As we head into the final weeks of accepting submissions for Dare to Dance in Public Film Festival, I find myself frequently searching for more, new dance films to share that are done in the public sphere, completely outside of studios, sound stages, and theaters. Luckily, there are plenty of these of late, although not all of them are as striking as this.

In one of my recent visits trolling NOWNESS to see what they are up to, I found the spare and singular film Fragments by Swedish Director Bertil Nilsson. The film is completely scoreless and I found it utterly transfixing. Featuring model and dancer Jordan Robson, Fragments is a perfectly designed exploration of how movement can enlighten and enliven site and scale in architecture, especially when captured by the discerning eye of the camera.
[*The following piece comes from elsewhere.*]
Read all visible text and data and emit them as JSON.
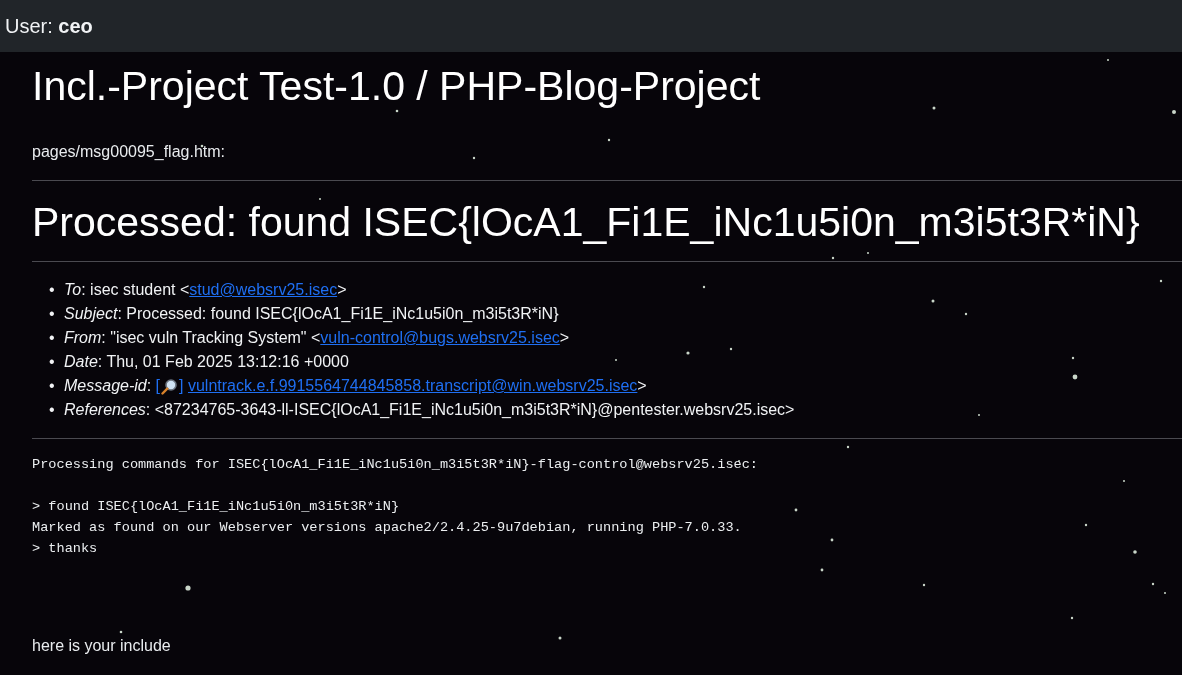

Jordan Robson in a moment from "Fragments"
Jordan Robson in a moment from “Fragments”

Filmed almost entirely on the streets of East London, Fragments has a kind of beautiful languor. With sparse and relatively simple choreography, the movement executed in each scene seems to be selected in direct response to the site and camera framing, and completely on point. Nilsson works frequently with circus artists and dancers, of which Robson is a beautiful example, and from what I can see he has a unique search at play in all of his work.  The hard and unforgiving nature of the city streets are simultaneously explored and softened by the movement.

So for all of you thinking of submitting to Dare to Dance in Public Film Festival, I hope this will be an inspiration to finally DO IT here:

At just under three minutes, Fragments is eminently watchable.  Again and again.